Prose master: Norman Lewis had more of an interest in conflict than taking in the view / Robert Carver


Who is the greatest modern travel writer of them all? My favourite is Norman Lewis. As the first importer of the Leica to Britain – the RG Lewis camera shop still exists in Holborn, central London – he has some claim to have helped to create the genre of travel journalism. That, for personal use, he also imported the first Porsche is simply further evidence of a commitment to mobility combined with a passion for technical excellence which is reflected in his witheringly precise prose.

Lewis was interested in conflict and disruption and human folly more than he was interested in lounging in a recliner taking in the view.

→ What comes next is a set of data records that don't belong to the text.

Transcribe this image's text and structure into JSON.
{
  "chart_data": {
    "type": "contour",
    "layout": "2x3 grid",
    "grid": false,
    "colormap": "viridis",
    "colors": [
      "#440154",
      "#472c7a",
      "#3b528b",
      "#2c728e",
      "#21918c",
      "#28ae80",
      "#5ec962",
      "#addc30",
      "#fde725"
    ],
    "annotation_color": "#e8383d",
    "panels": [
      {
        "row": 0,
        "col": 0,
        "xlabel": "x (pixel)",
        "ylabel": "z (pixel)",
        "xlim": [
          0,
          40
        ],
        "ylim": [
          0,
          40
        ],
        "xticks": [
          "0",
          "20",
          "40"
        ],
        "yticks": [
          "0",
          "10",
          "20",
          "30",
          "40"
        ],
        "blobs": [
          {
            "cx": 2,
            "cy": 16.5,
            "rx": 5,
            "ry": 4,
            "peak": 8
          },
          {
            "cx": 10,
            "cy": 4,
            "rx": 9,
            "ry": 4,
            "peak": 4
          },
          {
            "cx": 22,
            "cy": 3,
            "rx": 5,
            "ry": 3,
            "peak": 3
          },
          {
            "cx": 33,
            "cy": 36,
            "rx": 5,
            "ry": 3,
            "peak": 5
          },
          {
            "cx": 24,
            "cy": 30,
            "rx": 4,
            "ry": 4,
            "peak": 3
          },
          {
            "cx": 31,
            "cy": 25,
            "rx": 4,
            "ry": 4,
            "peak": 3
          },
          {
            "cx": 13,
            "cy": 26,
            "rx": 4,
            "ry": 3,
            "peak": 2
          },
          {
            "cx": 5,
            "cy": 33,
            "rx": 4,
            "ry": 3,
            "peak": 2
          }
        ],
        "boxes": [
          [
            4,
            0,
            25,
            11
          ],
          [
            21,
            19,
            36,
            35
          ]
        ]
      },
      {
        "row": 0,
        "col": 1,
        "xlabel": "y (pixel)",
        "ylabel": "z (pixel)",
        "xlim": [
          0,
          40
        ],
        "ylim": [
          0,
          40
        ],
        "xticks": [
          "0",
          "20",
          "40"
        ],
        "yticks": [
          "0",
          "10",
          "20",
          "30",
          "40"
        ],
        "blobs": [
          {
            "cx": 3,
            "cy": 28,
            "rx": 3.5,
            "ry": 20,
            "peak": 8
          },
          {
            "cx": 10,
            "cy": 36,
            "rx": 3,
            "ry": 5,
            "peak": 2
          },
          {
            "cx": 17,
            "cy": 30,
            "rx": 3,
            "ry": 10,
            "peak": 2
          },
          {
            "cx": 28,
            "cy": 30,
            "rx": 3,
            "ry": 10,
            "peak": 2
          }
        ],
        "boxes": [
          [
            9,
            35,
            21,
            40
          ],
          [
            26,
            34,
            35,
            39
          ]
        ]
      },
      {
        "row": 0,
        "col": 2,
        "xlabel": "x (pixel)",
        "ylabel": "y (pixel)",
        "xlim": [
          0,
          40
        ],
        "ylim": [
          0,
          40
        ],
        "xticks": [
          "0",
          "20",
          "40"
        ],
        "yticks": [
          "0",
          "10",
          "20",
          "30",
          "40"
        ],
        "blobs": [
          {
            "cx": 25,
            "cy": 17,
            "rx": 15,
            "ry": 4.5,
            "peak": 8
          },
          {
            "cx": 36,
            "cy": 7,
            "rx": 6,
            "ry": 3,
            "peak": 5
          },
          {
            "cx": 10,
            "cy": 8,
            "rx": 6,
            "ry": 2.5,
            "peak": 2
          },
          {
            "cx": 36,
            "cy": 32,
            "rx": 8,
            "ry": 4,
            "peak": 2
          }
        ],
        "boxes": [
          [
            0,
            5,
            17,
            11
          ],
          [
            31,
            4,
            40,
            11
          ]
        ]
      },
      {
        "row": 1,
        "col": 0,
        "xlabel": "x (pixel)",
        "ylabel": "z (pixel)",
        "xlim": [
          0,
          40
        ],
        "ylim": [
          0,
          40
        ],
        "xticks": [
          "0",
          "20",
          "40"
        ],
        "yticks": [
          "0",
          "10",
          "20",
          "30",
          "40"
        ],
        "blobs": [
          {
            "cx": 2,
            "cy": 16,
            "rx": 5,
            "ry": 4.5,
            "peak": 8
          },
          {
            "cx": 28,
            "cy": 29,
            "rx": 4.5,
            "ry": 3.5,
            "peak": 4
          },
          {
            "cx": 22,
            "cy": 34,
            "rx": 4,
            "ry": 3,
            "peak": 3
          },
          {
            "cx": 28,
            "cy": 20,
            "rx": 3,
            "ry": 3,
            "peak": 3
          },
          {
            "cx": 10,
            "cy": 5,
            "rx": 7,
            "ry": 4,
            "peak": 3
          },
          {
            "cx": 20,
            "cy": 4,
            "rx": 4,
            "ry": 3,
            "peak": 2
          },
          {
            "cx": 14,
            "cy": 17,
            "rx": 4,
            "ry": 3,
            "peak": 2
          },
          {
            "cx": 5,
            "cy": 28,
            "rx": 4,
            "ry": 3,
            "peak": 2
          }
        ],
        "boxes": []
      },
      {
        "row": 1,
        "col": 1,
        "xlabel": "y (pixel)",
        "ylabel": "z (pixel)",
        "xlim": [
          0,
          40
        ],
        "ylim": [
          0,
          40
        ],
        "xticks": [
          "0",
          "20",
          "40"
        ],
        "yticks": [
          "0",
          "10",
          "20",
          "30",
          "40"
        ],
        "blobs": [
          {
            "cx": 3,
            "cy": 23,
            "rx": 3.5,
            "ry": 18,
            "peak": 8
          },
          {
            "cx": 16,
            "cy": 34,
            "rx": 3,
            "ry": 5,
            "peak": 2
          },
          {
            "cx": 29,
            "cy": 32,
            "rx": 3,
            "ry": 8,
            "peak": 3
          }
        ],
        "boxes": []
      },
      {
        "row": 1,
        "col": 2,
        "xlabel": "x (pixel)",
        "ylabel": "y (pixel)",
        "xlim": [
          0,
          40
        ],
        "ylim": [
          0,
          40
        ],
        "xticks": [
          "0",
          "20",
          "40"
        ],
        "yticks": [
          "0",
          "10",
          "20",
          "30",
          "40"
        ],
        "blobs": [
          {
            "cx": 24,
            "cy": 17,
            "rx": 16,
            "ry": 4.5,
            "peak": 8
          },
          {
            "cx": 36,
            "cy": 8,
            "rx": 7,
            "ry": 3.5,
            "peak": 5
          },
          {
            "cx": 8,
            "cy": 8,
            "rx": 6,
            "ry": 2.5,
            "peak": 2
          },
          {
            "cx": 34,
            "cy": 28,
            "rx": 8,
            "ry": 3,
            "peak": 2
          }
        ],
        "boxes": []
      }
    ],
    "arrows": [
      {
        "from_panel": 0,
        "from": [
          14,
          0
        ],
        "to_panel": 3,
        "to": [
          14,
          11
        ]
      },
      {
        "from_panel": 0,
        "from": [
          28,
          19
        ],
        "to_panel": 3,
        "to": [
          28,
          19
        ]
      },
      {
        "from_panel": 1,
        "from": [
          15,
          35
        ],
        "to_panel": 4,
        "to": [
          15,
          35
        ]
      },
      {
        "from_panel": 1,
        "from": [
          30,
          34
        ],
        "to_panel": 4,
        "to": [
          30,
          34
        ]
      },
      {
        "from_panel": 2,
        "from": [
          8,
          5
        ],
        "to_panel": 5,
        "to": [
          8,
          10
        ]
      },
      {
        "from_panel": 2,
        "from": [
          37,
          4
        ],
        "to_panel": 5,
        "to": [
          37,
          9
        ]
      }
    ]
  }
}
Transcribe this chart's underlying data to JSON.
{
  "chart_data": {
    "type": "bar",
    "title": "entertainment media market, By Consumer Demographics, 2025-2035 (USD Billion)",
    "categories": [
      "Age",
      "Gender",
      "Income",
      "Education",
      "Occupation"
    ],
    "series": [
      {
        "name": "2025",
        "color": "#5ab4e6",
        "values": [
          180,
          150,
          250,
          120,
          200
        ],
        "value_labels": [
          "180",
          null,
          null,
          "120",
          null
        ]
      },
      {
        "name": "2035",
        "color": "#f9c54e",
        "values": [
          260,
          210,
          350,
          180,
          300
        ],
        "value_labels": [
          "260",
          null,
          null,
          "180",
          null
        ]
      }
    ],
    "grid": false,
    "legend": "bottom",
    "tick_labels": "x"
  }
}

He often found himself in places at critical moments of change. His Voices of the Old Sea tells the story of his time in Farol, Catalonia, after the Second World War. He describes how one day the first developers motored into the village from Barcelona, tentatively buying up this and that before building the first hotel. Soon all the rest was high-rise.

Lewis's detachment could not disguise a genuine moral commitment to his causes. The same detachment also makes his writing very, very funny. When I experience delays, overbooking, storm-tossing, lies from sat-nav, payments declined, travelling on Ryanair, or suffering any other distress which contemporary travel affords, I sometimes think: "What would Norman Lewis have done?" So it was with great interest I lately discovered from his biography that there are elements of inconsistency in what were thought were Lewis's scrupulous observations.

Patrick Leigh Fermor was a different sort of travel writer. His prose was what Lawrence Durrell described as "truffled", so rich is it in exotic flavourings. Once, on a Greek island, with a Patrick Leigh Fermor book to hand, I made it my task to count how many times the word "sheepfold" appeared. Has any other writer ever used the expression "Islamised Bogomil"?

Certainly, the words have a sonic poetry, but after so many repetitions by Leigh Fermor, the sound of "Geranian Megarid" makes you punch-drunk. The contrast to the strict economy of Lewis's prose is dramatic. But they have one thing in common. We now know that Patrick Leigh Fermor was, if not actually a fantasist, then at least an imaginative editor of experience and a genius aggregator of real fact and artfully improved fact.

This insight we owe to Artemis Cooper's meticulously researched new biography. The Leigh Fermor myth depends on his "Great Walk", an epic journey on foot from London to the Danube (or the Riparian Bride of Smederova, as he might have put it). This experience was the source of his wonderful books. He writes of penury, mud, flea-bitten puttees, a tired greatcoat, wet boots, a damp bedroll plus fireside sing-songs with murderous gypsies. However, as Cooper reminds us, the arduous and heroic "Great Walk" was also regularly punctuated by long stays and grand dinners with the pre-war German aristocracy and its sophisticated plumbing.

The greatest modern travel writers went on imaginative journeys which seduced us all. They were not detained by dismal facts. For that, I think, we should all be very grateful.